Dr. Stephanie Opperman

Abstract

The Chinese legacy in Cuba exists in a dual state, at once both a fundamental aspect of the Cuban people and the Cuban nationality while also an oft-overlooked strand in the fabric of Cuban society and culture. While today the official number of Chinese-born Cubans in Cuba is low, the number of Chinese-descendants in Cuba may well number in the hundreds of thousands. This duality merits exploration, as it sheds light on the unique experiences of Chinese Cubans and Chinese-descendants through several eras of Cuban history. Most interestingly, the role and presence of Chinese Cubans in the Cuban Revolution provides unique insight on the impact of the Cuban Communist Revolution on the island’s race relations—as this movement and its policies served as watershed moment for the integration of visible and cultural Chinese into greater Cuban society.

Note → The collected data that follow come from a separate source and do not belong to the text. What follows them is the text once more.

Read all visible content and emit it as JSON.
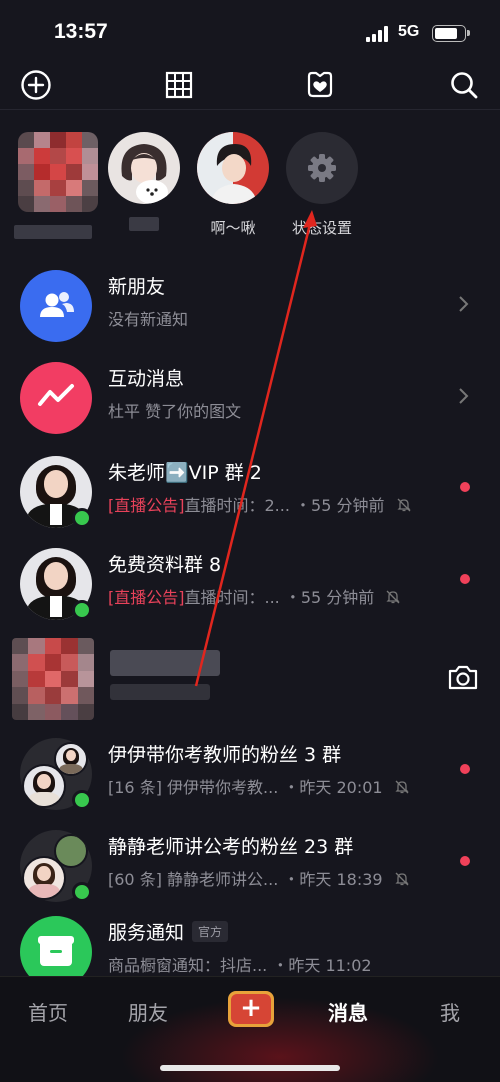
{
  "status_bar": {
    "time": "13:57",
    "network": "5G",
    "icons": [
      "signal-icon",
      "battery-icon"
    ]
  },
  "top_bar": {
    "icons": [
      "add-circle-icon",
      "grid-icon",
      "heart-bubble-icon",
      "search-icon"
    ]
  },
  "stories": [
    {
      "name": "",
      "icon": "avatar"
    },
    {
      "name": "",
      "icon": "avatar"
    },
    {
      "name": "啊～啾",
      "icon": "avatar"
    },
    {
      "name": "状态设置",
      "icon": "gear-icon"
    }
  ],
  "items": [
    {
      "title": "新朋友",
      "subtitle": "没有新通知",
      "icon": "people-icon",
      "color": "#3a6cf0"
    },
    {
      "title": "互动消息",
      "subtitle": "杜平 赞了你的图文",
      "icon": "zigzag-icon",
      "color": "#f23d63"
    },
    {
      "title": "朱老师➡️VIP 群 2",
      "tag": "[直播公告]",
      "subtitle": "直播时间：2...",
      "time": "・55 分钟前"
    },
    {
      "title": "免费资料群 8",
      "tag": "[直播公告]",
      "subtitle": "直播时间：...",
      "time": "・55 分钟前"
    },
    {
      "title": "",
      "subtitle": ""
    },
    {
      "title": "伊伊带你考教师的粉丝 3 群",
      "subtitle": "[16 条] 伊伊带你考教...",
      "time": "・昨天 20:01"
    },
    {
      "title": "静静老师讲公考的粉丝 23 群",
      "subtitle": "[60 条] 静静老师讲公...",
      "time": "・昨天 18:39"
    },
    {
      "title": "服务通知",
      "badge": "官方",
      "subtitle": "商品橱窗通知：抖店...",
      "time": "・昨天 11:02",
      "icon": "box-icon",
      "color": "#2bc85a"
    }
  ],
  "bottom_nav": {
    "home": "首页",
    "friends": "朋友",
    "plus": "+",
    "messages": "消息",
    "me": "我"
  }
}
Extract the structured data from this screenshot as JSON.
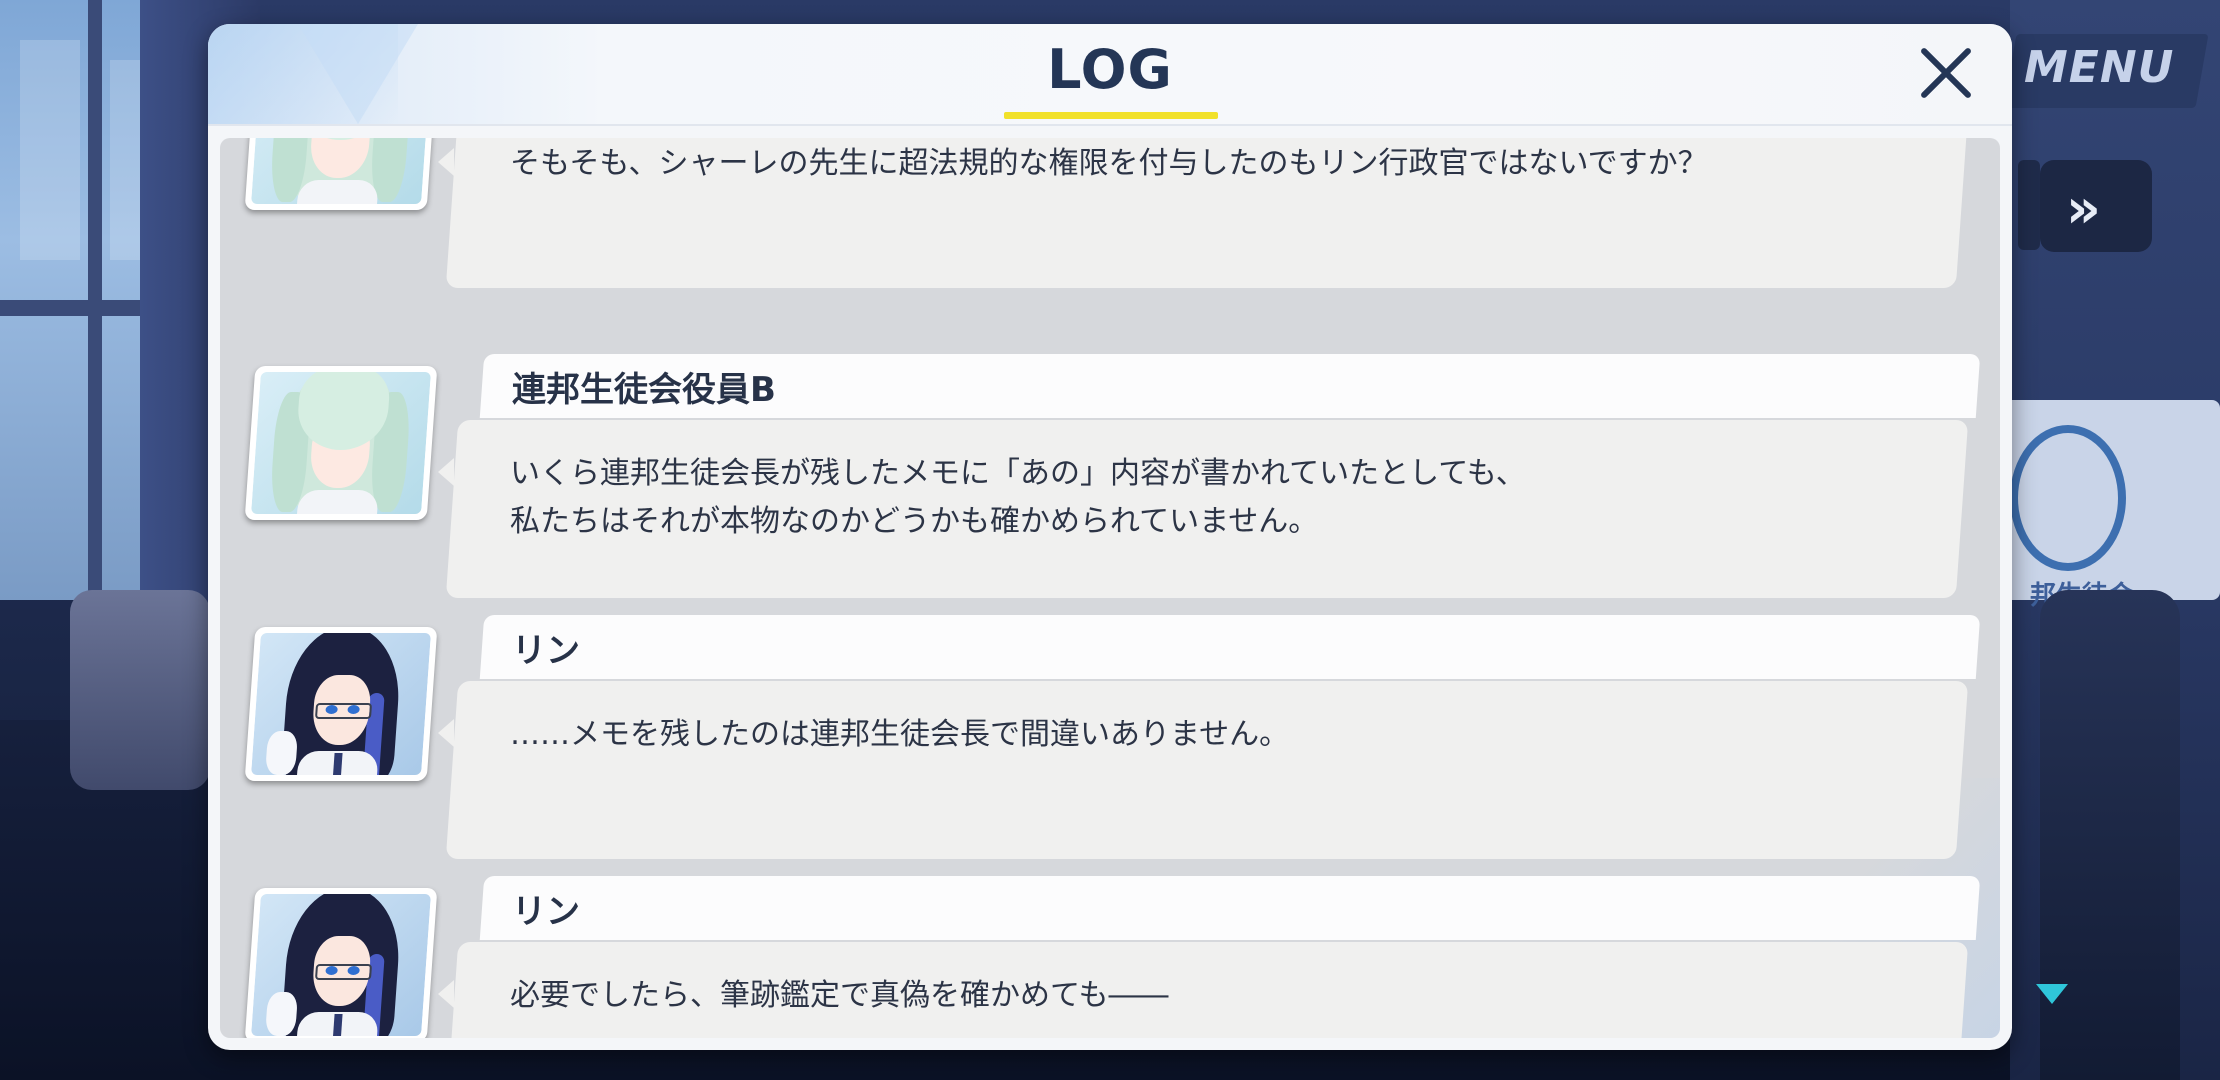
{
  "header": {
    "title": "LOG",
    "close_icon": "close-icon"
  },
  "hud": {
    "menu_label": "MENU",
    "skip_icon": "fast-forward-icon",
    "scroll_icon": "scroll-down-icon"
  },
  "entries": [
    {
      "speaker": "",
      "message": "そもそも、シャーレの先生に超法規的な権限を付与したのもリン行政官ではないですか？",
      "avatar": "mint-hair-student-avatar"
    },
    {
      "speaker": "連邦生徒会役員B",
      "message": "いくら連邦生徒会長が残したメモに「あの」内容が書かれていたとしても、\n私たちはそれが本物なのかどうかも確かめられていません。",
      "avatar": "mint-hair-student-avatar"
    },
    {
      "speaker": "リン",
      "message": "……メモを残したのは連邦生徒会長で間違いありません。",
      "avatar": "rin-avatar"
    },
    {
      "speaker": "リン",
      "message": "必要でしたら、筆跡鑑定で真偽を確かめても――",
      "avatar": "rin-avatar"
    }
  ],
  "colors": {
    "title": "#243656",
    "title_underline": "#f1e12a",
    "bubble": "#f0f0ef",
    "namebar": "#fcfcfd",
    "scroll_arrow": "#2fc6d9"
  },
  "background_emblem_text": "邦生徒会"
}
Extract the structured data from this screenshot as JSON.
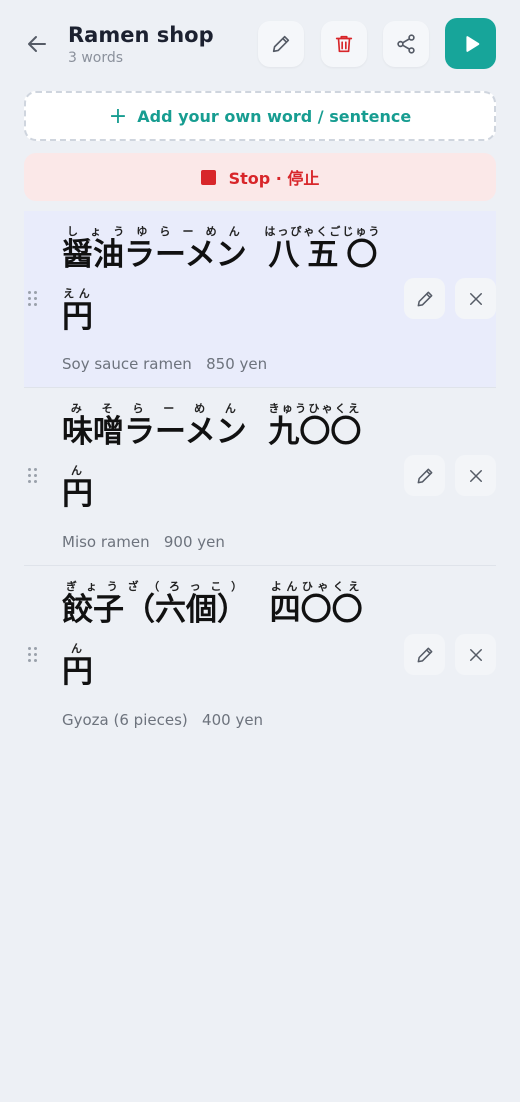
{
  "header": {
    "title": "Ramen shop",
    "subtitle": "3 words",
    "icons": [
      "back-arrow-icon",
      "pencil-icon",
      "trash-icon",
      "share-icon",
      "play-icon"
    ]
  },
  "actions": {
    "add_label": "Add your own word / sentence",
    "stop_label": "Stop · 停止"
  },
  "colors": {
    "accent": "#17a59a",
    "danger": "#d8262a",
    "active_row": "#e9ecfb",
    "background": "#edf0f5"
  },
  "items": [
    {
      "line1_a": "醤油ラーメン",
      "ruby1_a": "しょうゆらーめん",
      "line1_b": "八五〇",
      "ruby1_b": "はっぴゃくごじゅう",
      "line2": "円",
      "ruby2": "えん",
      "translation": "Soy sauce ramen   850 yen"
    },
    {
      "line1_a": "味噌ラーメン",
      "ruby1_a": "みそらーめん",
      "line1_b": "九〇〇",
      "ruby1_b": "きゅうひゃくえ",
      "line2": "円",
      "ruby2": "ん",
      "translation": "Miso ramen   900 yen"
    },
    {
      "line1_a": "餃子（六個）",
      "ruby1_a": "ぎょうざ（ろっこ）",
      "line1_b": "四〇〇",
      "ruby1_b": "よんひゃくえ",
      "line2": "円",
      "ruby2": "ん",
      "translation": "Gyoza (6 pieces)   400 yen"
    }
  ]
}
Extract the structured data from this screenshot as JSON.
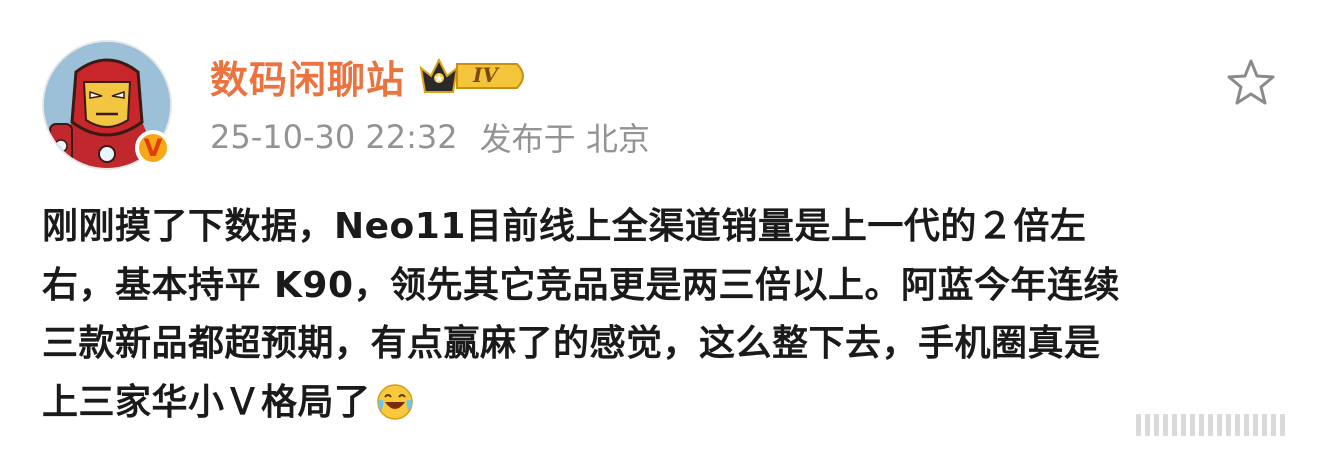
{
  "author": {
    "name": "数码闲聊站",
    "level_badge": "IV",
    "verified_mark": "V",
    "avatar": "iron-man-cartoon-avatar"
  },
  "meta": {
    "timestamp": "25-10-30 22:32",
    "location_label": "发布于 北京"
  },
  "actions": {
    "favorite_icon": "star-outline-icon"
  },
  "post": {
    "lines": [
      "刚刚摸了下数据，Neo11目前线上全渠道销量是上一代的２倍左",
      "右，基本持平 K90，领先其它竞品更是两三倍以上。阿蓝今年连续",
      "三款新品都超预期，有点赢麻了的感觉，这么整下去，手机圈真是",
      "上三家华小Ｖ格局了"
    ],
    "emoji": "laughing-crying-emoji"
  },
  "colors": {
    "username": "#eb7340",
    "meta": "#939393",
    "body": "#1a1a1a",
    "badge_gold": "#f7a816"
  }
}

As a transnational group, Chinese Cubans existed neither inside of the black-white racial binary standard in Cuban culture nor within the niche this paradigm provided to “mulatto” Cubans or other “mixed” Cubans of African-descent. While assimilation and various racial re-classifications offered some degree of integration, Chinese Cubans often appeared as wholly foreign to Cuban society until the extensive participation of Chinese Cubans in the Communist Revolution as well as implemented Revolutionary racial policies finally legitimized and normalized the Cuban peoplehood and nationhood of Chinese Cubans.